Sex bots really exist, and 'fembots' really exist! They're unique to Japan, life-sized, audio animatronic robots. They have a texture like a skin. I'm not saying they're anatomically correct yet, but there's a big expectation. They're for hugging, they have nice hair.

Why is it any more preposterous than 'Her?'

We hide from ourselves that what we call the internet (...) is like 65% pornography. We hide from ourselves how much money is going into pornography.

Kate Darling and others have raised the idea of "robot prostitution."

You've been in LA recently, and you wrote about water conservation for the Globe.

First, after writing for the Boston Globe for 27 years they offered me my first photo credit! 

It was January 26th that [Gov. Jerry] Brown declared the state to be in a conservation emergency. (...) There just is no drought [impact] in any seriously-populated area (...) People aren't even dialing back lawn-watering!

Agriculture gets 80 percent of the water distributed around the state (...) San Francisco and LA managed their 20 percent allocation a lot better than agriculture managed their 80 percent.

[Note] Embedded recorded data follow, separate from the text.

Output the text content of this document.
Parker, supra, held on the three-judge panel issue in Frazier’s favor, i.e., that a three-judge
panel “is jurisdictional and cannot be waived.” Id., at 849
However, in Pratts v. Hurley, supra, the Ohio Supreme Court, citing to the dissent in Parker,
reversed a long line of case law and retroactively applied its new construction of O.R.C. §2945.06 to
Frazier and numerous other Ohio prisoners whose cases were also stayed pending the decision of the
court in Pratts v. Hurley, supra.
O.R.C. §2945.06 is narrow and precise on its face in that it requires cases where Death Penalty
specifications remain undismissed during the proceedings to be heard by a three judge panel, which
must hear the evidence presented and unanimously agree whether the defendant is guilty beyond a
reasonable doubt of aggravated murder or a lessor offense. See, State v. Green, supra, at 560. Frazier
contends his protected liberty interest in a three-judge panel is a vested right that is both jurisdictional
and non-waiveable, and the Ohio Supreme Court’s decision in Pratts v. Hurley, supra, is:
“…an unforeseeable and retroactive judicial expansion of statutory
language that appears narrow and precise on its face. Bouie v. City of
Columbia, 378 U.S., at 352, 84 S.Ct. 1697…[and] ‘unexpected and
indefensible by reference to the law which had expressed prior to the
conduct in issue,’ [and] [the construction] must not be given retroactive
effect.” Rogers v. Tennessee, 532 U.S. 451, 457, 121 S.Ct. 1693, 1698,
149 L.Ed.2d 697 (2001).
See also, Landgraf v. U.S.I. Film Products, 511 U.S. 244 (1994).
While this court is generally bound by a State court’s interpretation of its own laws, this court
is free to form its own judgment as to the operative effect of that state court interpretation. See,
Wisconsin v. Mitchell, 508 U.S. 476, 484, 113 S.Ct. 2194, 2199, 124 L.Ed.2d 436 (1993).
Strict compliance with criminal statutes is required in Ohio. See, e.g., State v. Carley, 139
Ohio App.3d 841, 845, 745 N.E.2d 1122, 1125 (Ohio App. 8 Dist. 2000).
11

LA saw this coming, and decided to do something to do it. Mainly, curiously, they've been catching rain, and storing it in aquifers. (...)

And you did some digging into water consumption.

Per capita consumption of water in Los Angeles 1978 was about 180 gallons a day, which is a lot. Now it's down to a 123. A resident of Cohasset, MA uses half that amount! It's because the MWRA just decided to charge a lot for water.

Where do you come down on the effort to get rid of the Tony Matelli 'Sleepwalker' statue -- the one of the man in the underpants -- on the campus of Wellesley College?

That's art, baby. That's great that a piece of public art is exacting these responses. We can have the cheap laugh at the undergrads of Wellesley college but that's not necessary. It was interesting that the sculptor did a sleepwalking woman [too].

But sleepwalking women don't conjure up images of predators.

Dangerous to assume.

By the way, Matelli's sleepwalking woman was wearing underpants and nothing else, nothing on top.

It's just great that people are talking about public art.